In Part 1 explained what problems bitcoin solve, if you have not read it you can read it here. In Part 2 we talked about how it manages to be a great censorship resistant payment network, you can read that here.
This week, in Part 3, we will talk about how Bitcoin manages to be such a great store of value.
The first thing we need to understand, is what makes something a great store of value.
For a good to keep its value over time it is necessary for it to be hard to create in large amounts. As Saifedean Ammous explains in “The Bitcoin Standard”, a good store of value should have a high stock-to-flow ratio. The stock being the amount in existence of the good, and the flow being the amount of it that is created over time.
The reason it is necessary for a good to have a low stock to flow ratio in order for it to be a good store of value, is because if a good can easily be created, the good will never be able to appreciate in value significantly. this is because if more of it can be created it will always be created and sold as the price of the good increases, depressing the price.
A great example of a high stock-to-flow good is gold.

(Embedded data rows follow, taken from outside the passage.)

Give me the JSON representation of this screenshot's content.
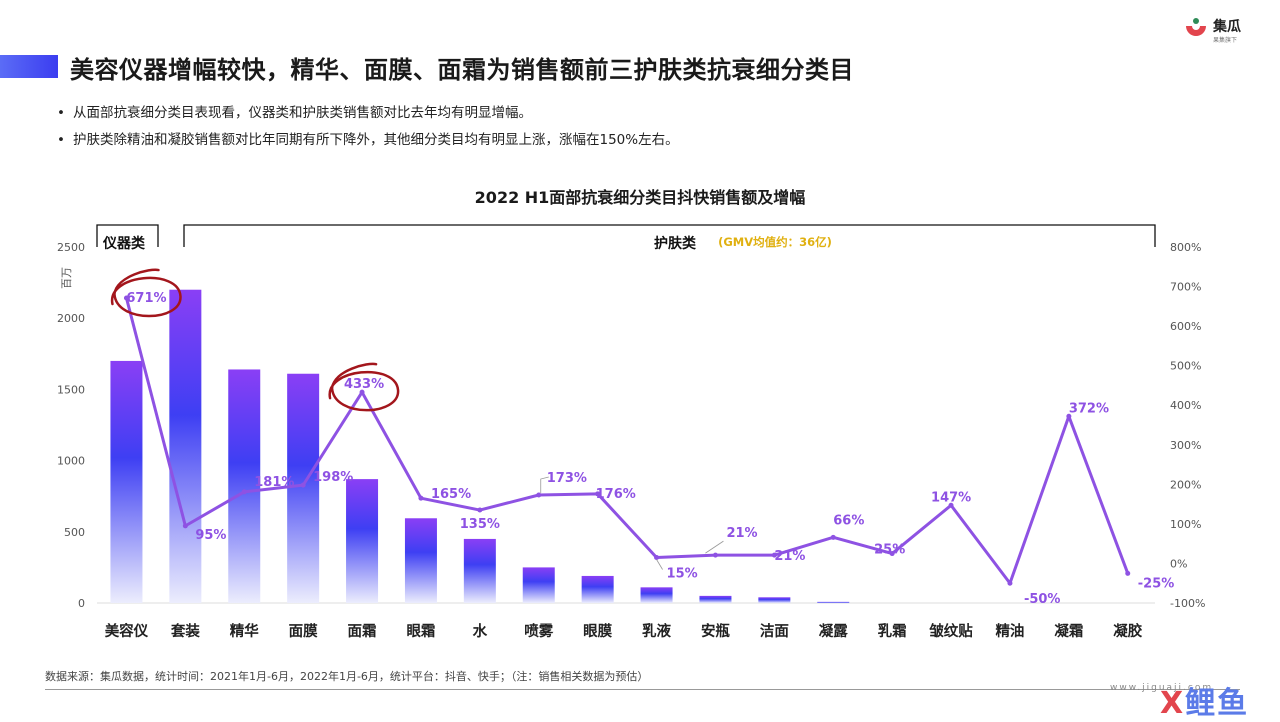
{
  "header": {
    "title": "美容仪器增幅较快，精华、面膜、面霜为销售额前三护肤类抗衰细分类目",
    "logo_name": "集瓜",
    "logo_sub": "果集旗下"
  },
  "bullets": [
    "从面部抗衰细分类目表现看，仪器类和护肤类销售额对比去年均有明显增幅。",
    "护肤类除精油和凝胶销售额对比年同期有所下降外，其他细分类目均有明显上涨，涨幅在150%左右。"
  ],
  "chart_data": {
    "type": "bar",
    "title": "2022 H1面部抗衰细分类目抖快销售额及增幅",
    "ylabel": "百万",
    "ylim": [
      0,
      2500
    ],
    "y2lim": [
      -100,
      800
    ],
    "yticks": [
      "0",
      "500",
      "1000",
      "1500",
      "2000",
      "2500"
    ],
    "y2ticks": [
      "-100%",
      "0%",
      "100%",
      "200%",
      "300%",
      "400%",
      "500%",
      "600%",
      "700%",
      "800%"
    ],
    "categories": [
      "美容仪",
      "套装",
      "精华",
      "面膜",
      "面霜",
      "眼霜",
      "水",
      "喷雾",
      "眼膜",
      "乳液",
      "安瓶",
      "洁面",
      "凝露",
      "乳霜",
      "皱纹贴",
      "精油",
      "凝霜",
      "凝胶"
    ],
    "series": [
      {
        "type": "bar",
        "values": [
          1700,
          2200,
          1640,
          1610,
          870,
          595,
          450,
          250,
          190,
          110,
          50,
          40,
          8,
          0,
          0,
          0,
          0,
          0
        ]
      },
      {
        "type": "line",
        "values": [
          671,
          95,
          181,
          198,
          433,
          165,
          135,
          173,
          176,
          15,
          21,
          21,
          66,
          25,
          147,
          -50,
          372,
          -25
        ],
        "labels": [
          "671%",
          "95%",
          "181%",
          "198%",
          "433%",
          "165%",
          "135%",
          "173%",
          "176%",
          "15%",
          "21%",
          "21%",
          "66%",
          "25%",
          "147%",
          "-50%",
          "372%",
          "-25%"
        ]
      }
    ],
    "groups": [
      {
        "label": "仪器类"
      },
      {
        "label": "护肤类",
        "note": "(GMV均值约：36亿)"
      }
    ],
    "highlighted": [
      "671%",
      "433%"
    ],
    "colors": {
      "bar_top": "#8a3ff5",
      "bar_mid": "#3e3ff3",
      "bar_bottom": "#ecedfd",
      "line": "#8e52e3",
      "circle": "#a3161c",
      "note": "#e0b010"
    }
  },
  "footer": {
    "source": "数据来源：集瓜数据，统计时间：2021年1月-6月，2022年1月-6月，统计平台：抖音、快手；（注：销售相关数据为预估）",
    "url": "www.jiguaji.com"
  }
}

Gold has a high stock because it has been mined for thousands of years, and it has a low flow ratio because all the easier gold to mine has already been mined, and no more gold can be easily mined or created. This makes gold a hight stock-to-flow ratio good, probably the best one in existence before Bitcoin.

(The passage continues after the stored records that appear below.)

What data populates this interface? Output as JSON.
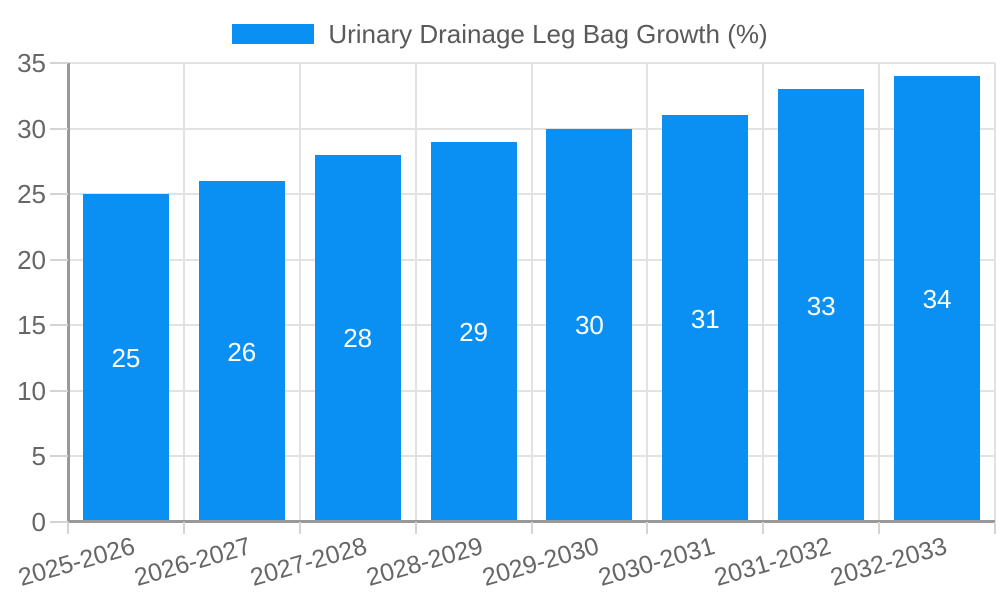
{
  "chart_data": {
    "type": "bar",
    "title": "Urinary Drainage Leg Bag Growth (%)",
    "categories": [
      "2025-2026",
      "2026-2027",
      "2027-2028",
      "2028-2029",
      "2029-2030",
      "2030-2031",
      "2031-2032",
      "2032-2033"
    ],
    "values": [
      25,
      26,
      28,
      29,
      30,
      31,
      33,
      34
    ],
    "xlabel": "",
    "ylabel": "",
    "ylim": [
      0,
      35
    ],
    "yticks": [
      0,
      5,
      10,
      15,
      20,
      25,
      30,
      35
    ],
    "grid": true,
    "legend_position": "top-center",
    "bar_labels_position": "center-inside"
  },
  "legend": {
    "label": "Urinary Drainage Leg Bag Growth (%)"
  },
  "colors": {
    "bar": "#0A8FF2",
    "bar_value_text": "#ffffff",
    "gridline": "#e2e2e2",
    "axis_line": "#999999",
    "tick": "#d4d4d4",
    "axis_label_text": "#666666",
    "legend_text": "#5a5a5a",
    "background": "#ffffff"
  }
}
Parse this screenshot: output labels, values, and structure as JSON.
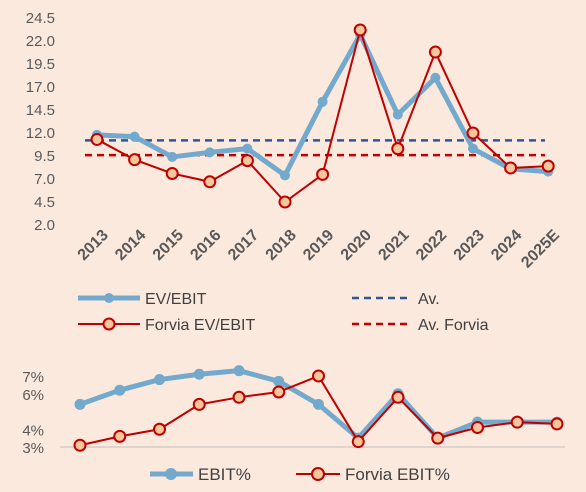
{
  "chart_data": [
    {
      "type": "line",
      "categories": [
        "2013",
        "2014",
        "2015",
        "2016",
        "2017",
        "2018",
        "2019",
        "2020",
        "2021",
        "2022",
        "2023",
        "2024",
        "2025E"
      ],
      "yticks": [
        "2.0",
        "4.5",
        "7.0",
        "9.5",
        "12.0",
        "14.5",
        "17.0",
        "19.5",
        "22.0",
        "24.5"
      ],
      "ylim": [
        2.0,
        24.5
      ],
      "grid": false,
      "legend_position": "bottom",
      "series": [
        {
          "name": "EV/EBIT",
          "style": "line-marker",
          "color": "#73a9cd",
          "values": [
            11.8,
            11.6,
            9.4,
            9.9,
            10.3,
            7.4,
            15.4,
            22.7,
            14.0,
            18.0,
            10.3,
            8.1,
            7.8
          ]
        },
        {
          "name": "Forvia EV/EBIT",
          "style": "line-marker",
          "color": "#c00000",
          "values": [
            11.3,
            9.1,
            7.6,
            6.7,
            9.0,
            4.5,
            7.5,
            23.2,
            10.3,
            20.8,
            12.0,
            8.2,
            8.4
          ]
        },
        {
          "name": "Av.",
          "style": "dashed",
          "color": "#2f5597",
          "value": 11.2
        },
        {
          "name": "Av. Forvia",
          "style": "dashed",
          "color": "#c00000",
          "value": 9.6
        }
      ]
    },
    {
      "type": "line",
      "categories": [
        "2013",
        "2014",
        "2015",
        "2016",
        "2017",
        "2018",
        "2019",
        "2020",
        "2021",
        "2022",
        "2023",
        "2024",
        "2025E"
      ],
      "yticks": [
        "3%",
        "4%",
        "6%",
        "7%"
      ],
      "ylim": [
        3,
        7
      ],
      "grid": false,
      "legend_position": "bottom",
      "series": [
        {
          "name": "EBIT%",
          "color": "#73a9cd",
          "values": [
            5.4,
            6.2,
            6.8,
            7.1,
            7.3,
            6.7,
            5.4,
            3.5,
            6.0,
            3.5,
            4.4,
            4.4,
            4.4
          ]
        },
        {
          "name": "Forvia EBIT%",
          "color": "#c00000",
          "values": [
            3.1,
            3.6,
            4.0,
            5.4,
            5.8,
            6.1,
            7.0,
            3.3,
            5.8,
            3.5,
            4.1,
            4.4,
            4.3
          ]
        }
      ]
    }
  ]
}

If the price of gold magically doubled today, miners would work harder to mine more gold. Even though the gold miners would increase their efforts into mining gold, the gold market overall would not be significantly affected by the amount of gold flowing into the market, since this new flow would only be a small part of the total existing supply.

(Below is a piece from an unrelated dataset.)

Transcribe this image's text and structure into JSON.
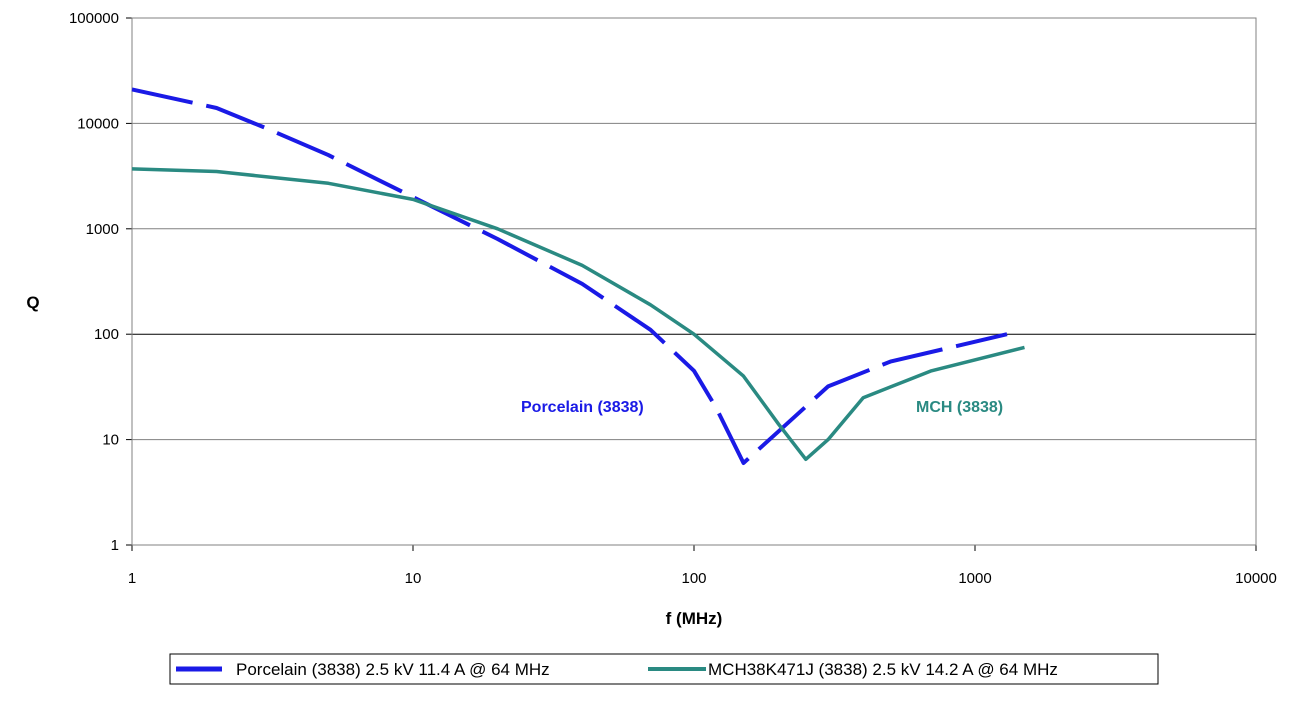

The stock-to-flow ratio in Bitcoin is even higher than the stock-to-flow in gold. There are currently about 17 million bitcoins in existence, and only another 4 million will be generated in the next 100 years.
Bitcoin was designed to allow a maximum number of 21 million bitcoins from its inception and will likely remain like that; due to its decentralized nature, no single person or group of people in the network can change that on their own. For the future supply of Bitcoin to be changed the all of the users of the network would have to agree on it; it is very unlikely all the users on the network will ever agree on changing the amount of bitcoins that can be generated, because it would reduce the value of their bitcoins. The amount of bitcoins that it is possible to generate will be cut in half every 4 years, until no bitcoins will be generated 100 years from now.
Bitcoin is not known to be the most stable store of value at the current time. The fluctuations are likely an effect of large players trading on the current relatively low total money supply value of the network. As the network value grown it may become more stable, but even if it doesn’t Bitcoin will still be a great long term store of value because of its high stock to flow ratio. The value of Bitcoin will appreciate over time even though it may be subject to fluctuations in the short term.
If you would like to read more about what makes Bitcoin a great store of value I would recommend Saifedean Ammous’ book “The Bitcoin Standard”. In the book he goes into detail about why Bitcoin is the best form of money that exists and what the problems with current government currencies are.